Para o Ministro da Justiça Belga, a existência do trabalho sexual é uma realidade inegável em todas as sociedades. “Há preocupações legítimas sobre o lado obscuro do trabalho sexual, tal como a exploração e o tráfico humano, mas nossos serviços de segurança e nosso sistema de justiça estão de fato mais bem equipados para combater estes fenômenos quando há uma clara distinção entre atividades legais e ilegais. Espero que muitos outros países sigam nosso exemplo em breve.”
Com a reforma legal em vigor na Bélgica a partir de 1º de junho, a UTSOPI tem tido mais cobertura na mídia e a comunidade está em êxtase. Embora reconhecida, a ONG tem tido dificuldades financeiras, atingida pela diminuição do apoio governamental após a crise da COVID.
Eles esperam que sua campanha de arrecadação de fundos permita que possam continuar seu trabalho com maior urgência para fazer com que o código do trabalho seja apresentado ao parlamento em dezembro de 2022. Independentemente disso, Bauwens continua dedicado à causa.
A reforma legislativa não é fácil, mas é possível. No ano passado, a Bélgica e a Austrália removeram as leis que criminalizam o trabalho sexual. Zimbábue descriminalizou a exposição ao HIV, a não-divulgação e a transmissão.
Vários países removeram leis punitivas que visavam ou afetavam populações-chave. Por exemplo, Angola, Antígua e Barbuda e Seychelles, que descriminalizaram a atividade sexual de pessoas do mesmo sexo, enquanto a Nova Zelândia removeu as restrições de viagens relacionadas ao HIV.
E, mais recentemente, na Índia, a Suprema Corte emitiu instruções sobre a proteção do bem-estar e dos Direitos Fundamentais das trabalhadoras do sexo sob a Constituição Indiana, incluindo o direito à vida e à liberdade, com respeito à dignidade de um indivíduo. A decisão demanda que as trabalhadoras do sexo que tenham sofrido violência sexual tenham pleno acesso a serviços de proteção e apoio, como acontece com a população em geral, e que a posse de preservativos não deve ser tratada como uma questão criminal. Também observa que a polícia e outras autoridades relevantes devem receber treinamento apropriado para garantir que estejam cientes dos direitos das trabalhadoras do sexo e assegurar que sejam respeitados.
Entretanto, apesar dessas reformas encorajadoras, o mundo não está no caminho certo para garantir que menos 10% dos países tenham ambientes legais e políticas punitivas. Em 2021, 135 países criminalizaram explicitamente ou processaram de outra forma a exposição, não revelação ou transmissão do HIV; 24 países criminalizaram e/ou processaram pessoas trans; 133 países criminalizaram pelo menos um dos aspectos do trabalho sexual; e 71 países criminalizaram a atividade sexual consensual entre pessoas do mesmo sexo, de acordo com o UNAIDS.

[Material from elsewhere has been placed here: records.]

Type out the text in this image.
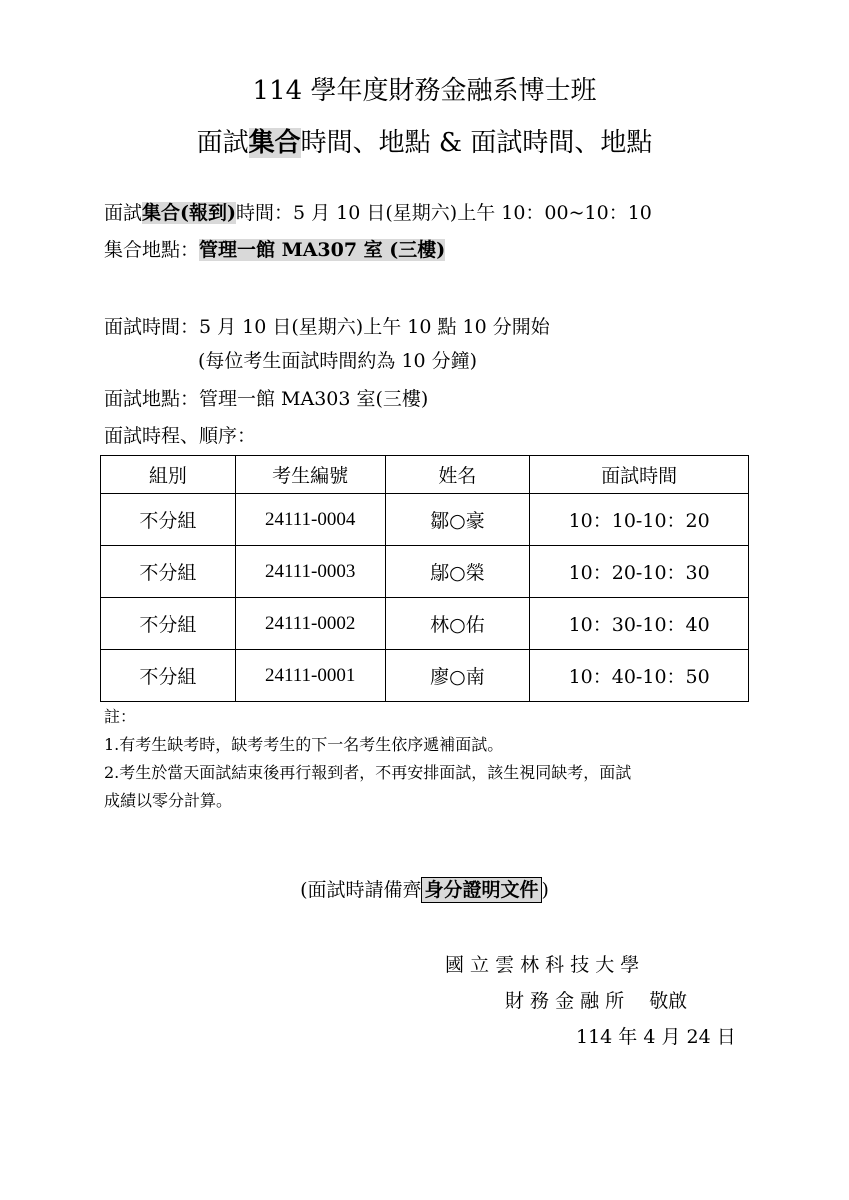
114 學年度財務金融系博士班
面試集合時間、地點 & 面試時間、地點
面試集合(報到)時間：5 月 10 日(星期六)上午 10：00~10：10
集合地點：管理一館 MA307 室 (三樓)
面試時間：5 月 10 日(星期六)上午 10 點 10 分開始
(每位考生面試時間約為 10 分鐘)
面試地點：管理一館 MA303 室(三樓)
面試時程、順序：
組別	考生編號	姓名	面試時間
不分組	24111-0004	鄒○豪	10：10-10：20
不分組	24111-0003	鄔○榮	10：20-10：30
不分組	24111-0002	林○佑	10：30-10：40
不分組	24111-0001	廖○南	10：40-10：50
註：
1.有考生缺考時，缺考考生的下一名考生依序遞補面試。
2.考生於當天面試結束後再行報到者，不再安排面試，該生視同缺考，面試
成績以零分計算。
(面試時請備齊 身分證明文件 )
國 立 雲 林 科 技 大 學
財 務 金 融 所　 敬啟
114 年 4 月 24 日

Além disso, vários países ainda impõem restrições à entrada em seu território de pessoas vivendo com HIV, enquanto outros exigem testes de HIV obrigatórios, por exemplo, para certidões de casamento ou para o exercício de certas profissões. Também é relatada legislação sobre consentimento sexual que prejudica o direito à saúde de adolescentes e sua saúde e direitos sexuais e reprodutivos.
Tais leis e sanções estigmatizam populações já marginalizadas. Isto tem sérias consequências para as pessoas que vivem com ou em risco de infecção pelo HIV, que muitas vezes relutam em procurar testes e tratamento. Como disse Emily Christie, assessora de Direitos Humanos do UNAIDS: “Ao serem criminalizados, os grupos marginalizados estão mais expostos ao risco de ser infectados pelo HIV. A criminalização aumenta a vulnerabilidade”.
A descriminalização salva vidas, e ajuda a avançar na direção do fim da pandemia de AIDS.